Pension Fund Fight Begins

By: Mike Vasilinda Email
By: Mike Vasilinda Email

Tallahassee, FL - Paul Brewer and his wife both work for the state. After 21 years, he is making about 25 thousand dollars a year. Neither he or his wife will be rich when they retire.

“She’ll be making like 1200 dollars a month,” Brewer said. “Our insurance for the family will probably run 900 dollars a month. So I don’t know how on 10 dollars a day, I guess somehow we’ll survive.”

Proposed changes include ending the defined benefit program and requiring employee contributions. Most employees see it as a pay cut.

This Senate Committee got an earful from firemen…

“We have taken our fair share of salary cuts, benefit cuts,” fireman Omar Blanco said.

…from this Broward county prosecutor.

“I call it what it is. It is a tax,” prosecutor Anita White said.

…and this Tallahassee CPA.

“So I say, take on the hard issue of tax reform and don’t do it on pensioners’ backs,” CPA Michele Ceci said.

Only about half the changes the governor wants are even in the senate bill. That means there is room for a lot of change.
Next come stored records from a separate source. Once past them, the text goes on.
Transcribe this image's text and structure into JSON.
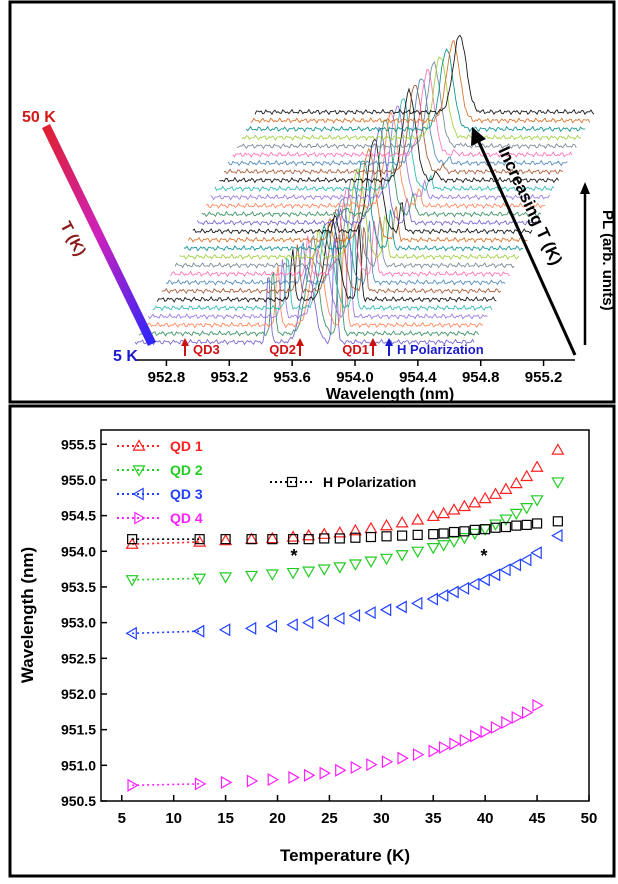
{
  "chart_data": [
    {
      "type": "line",
      "panel": "top",
      "xlabel": "Wavelength (nm)",
      "ylabel": "PL (arb. units)",
      "depth_label": "Increasing T (K)",
      "x_ticks": [
        "952.8",
        "953.2",
        "953.6",
        "954.0",
        "954.4",
        "954.8",
        "955.2"
      ],
      "xlim": [
        952.6,
        955.4
      ],
      "temperature_scale": {
        "label": "T (K)",
        "top": "50 K",
        "bottom": "5 K",
        "color_top": "#e0202a",
        "color_bottom": "#2626ff"
      },
      "markers": [
        {
          "label": "QD3",
          "wavelength": 952.82,
          "color": "#cc1111"
        },
        {
          "label": "QD2",
          "wavelength": 953.62,
          "color": "#cc1111"
        },
        {
          "label": "QD1",
          "wavelength": 954.1,
          "color": "#cc1111"
        },
        {
          "label": "H Polarization",
          "wavelength": 954.2,
          "color": "#1a1acc"
        }
      ],
      "trace_count": 28,
      "temperatures_K": [
        5,
        50
      ]
    },
    {
      "type": "scatter",
      "panel": "bottom",
      "xlabel": "Temperature (K)",
      "ylabel": "Wavelength (nm)",
      "xlim": [
        3,
        50
      ],
      "ylim": [
        950.5,
        955.7
      ],
      "x_ticks": [
        "5",
        "10",
        "15",
        "20",
        "25",
        "30",
        "35",
        "40",
        "45",
        "50"
      ],
      "y_ticks": [
        "950.5",
        "951.0",
        "951.5",
        "952.0",
        "952.5",
        "953.0",
        "953.5",
        "954.0",
        "954.5",
        "955.0",
        "955.5"
      ],
      "legend": [
        {
          "name": "QD 1",
          "color": "#ff2020",
          "marker": "triangle-up"
        },
        {
          "name": "QD 2",
          "color": "#22cc22",
          "marker": "triangle-down"
        },
        {
          "name": "QD 3",
          "color": "#2040ff",
          "marker": "triangle-left"
        },
        {
          "name": "QD 4",
          "color": "#ff20ff",
          "marker": "triangle-right"
        },
        {
          "name": "H Polarization",
          "color": "#000000",
          "marker": "square"
        }
      ],
      "annotations": [
        "*",
        "*"
      ],
      "series": [
        {
          "name": "QD 1",
          "x": [
            6,
            12.5,
            15,
            17.5,
            19.5,
            21.5,
            23,
            24.5,
            26,
            27.5,
            29,
            30.5,
            32,
            33.5,
            35,
            36,
            37,
            38,
            39,
            40,
            41,
            42,
            43,
            44,
            45,
            47
          ],
          "y": [
            954.1,
            954.13,
            954.15,
            954.17,
            954.18,
            954.2,
            954.22,
            954.24,
            954.26,
            954.29,
            954.32,
            954.36,
            954.4,
            954.44,
            954.49,
            954.53,
            954.58,
            954.63,
            954.68,
            954.74,
            954.8,
            954.87,
            954.95,
            955.05,
            955.18,
            955.42
          ]
        },
        {
          "name": "QD 2",
          "x": [
            6,
            12.5,
            15,
            17.5,
            19.5,
            21.5,
            23,
            24.5,
            26,
            27.5,
            29,
            30.5,
            32,
            33.5,
            35,
            36,
            37,
            38,
            39,
            40,
            41,
            42,
            43,
            44,
            45,
            47
          ],
          "y": [
            953.6,
            953.62,
            953.64,
            953.66,
            953.68,
            953.7,
            953.72,
            953.75,
            953.78,
            953.82,
            953.86,
            953.9,
            953.95,
            954.0,
            954.05,
            954.09,
            954.14,
            954.19,
            954.25,
            954.31,
            954.38,
            954.45,
            954.53,
            954.61,
            954.72,
            954.97
          ]
        },
        {
          "name": "QD 3",
          "x": [
            6,
            12.5,
            15,
            17.5,
            19.5,
            21.5,
            23,
            24.5,
            26,
            27.5,
            29,
            30.5,
            32,
            33.5,
            35,
            36,
            37,
            38,
            39,
            40,
            41,
            42,
            43,
            44,
            45,
            47
          ],
          "y": [
            952.85,
            952.88,
            952.9,
            952.92,
            952.95,
            952.97,
            953.0,
            953.03,
            953.06,
            953.1,
            953.14,
            953.18,
            953.22,
            953.27,
            953.33,
            953.38,
            953.43,
            953.48,
            953.54,
            953.6,
            953.67,
            953.74,
            953.81,
            953.88,
            953.98,
            954.22
          ]
        },
        {
          "name": "QD 4",
          "x": [
            6,
            12.5,
            15,
            17.5,
            19.5,
            21.5,
            23,
            24.5,
            26,
            27.5,
            29,
            30.5,
            32,
            33.5,
            35,
            36,
            37,
            38,
            39,
            40,
            41,
            42,
            43,
            44,
            45
          ],
          "y": [
            950.72,
            950.74,
            950.76,
            950.78,
            950.8,
            950.83,
            950.86,
            950.89,
            950.93,
            950.97,
            951.01,
            951.05,
            951.1,
            951.15,
            951.2,
            951.25,
            951.3,
            951.35,
            951.41,
            951.47,
            951.53,
            951.6,
            951.67,
            951.74,
            951.84
          ]
        },
        {
          "name": "H Polarization",
          "x": [
            6,
            12.5,
            15,
            17.5,
            19.5,
            21.5,
            23,
            24.5,
            26,
            27.5,
            29,
            30.5,
            32,
            33.5,
            35,
            36,
            37,
            38,
            39,
            40,
            41,
            42,
            43,
            44,
            45,
            47
          ],
          "y": [
            954.17,
            954.17,
            954.17,
            954.17,
            954.17,
            954.17,
            954.17,
            954.18,
            954.18,
            954.19,
            954.2,
            954.21,
            954.22,
            954.23,
            954.24,
            954.25,
            954.27,
            954.28,
            954.3,
            954.31,
            954.33,
            954.34,
            954.36,
            954.37,
            954.39,
            954.42
          ]
        }
      ]
    }
  ]
}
The changes on the table don’t go far enough for this Punta Gorda businessman.

“Support the draconian Governor Scott Bill. Thank you,” Robin Stubbins said.

In the end, lawmakers acknowledged the state pension fund is sound. But some local funds are not. But that won’t stop them from trying to make employees contribute anyway.

“We have a four billion dollar budget hole,” Sen. Jeremy Ring (D-Margate) said.

Committee votes are scheduled for next week.

The state currently pays about ten cents into the pension fund for every dollar it pays in salary. It’s about double that for police, fire and other special risk categories.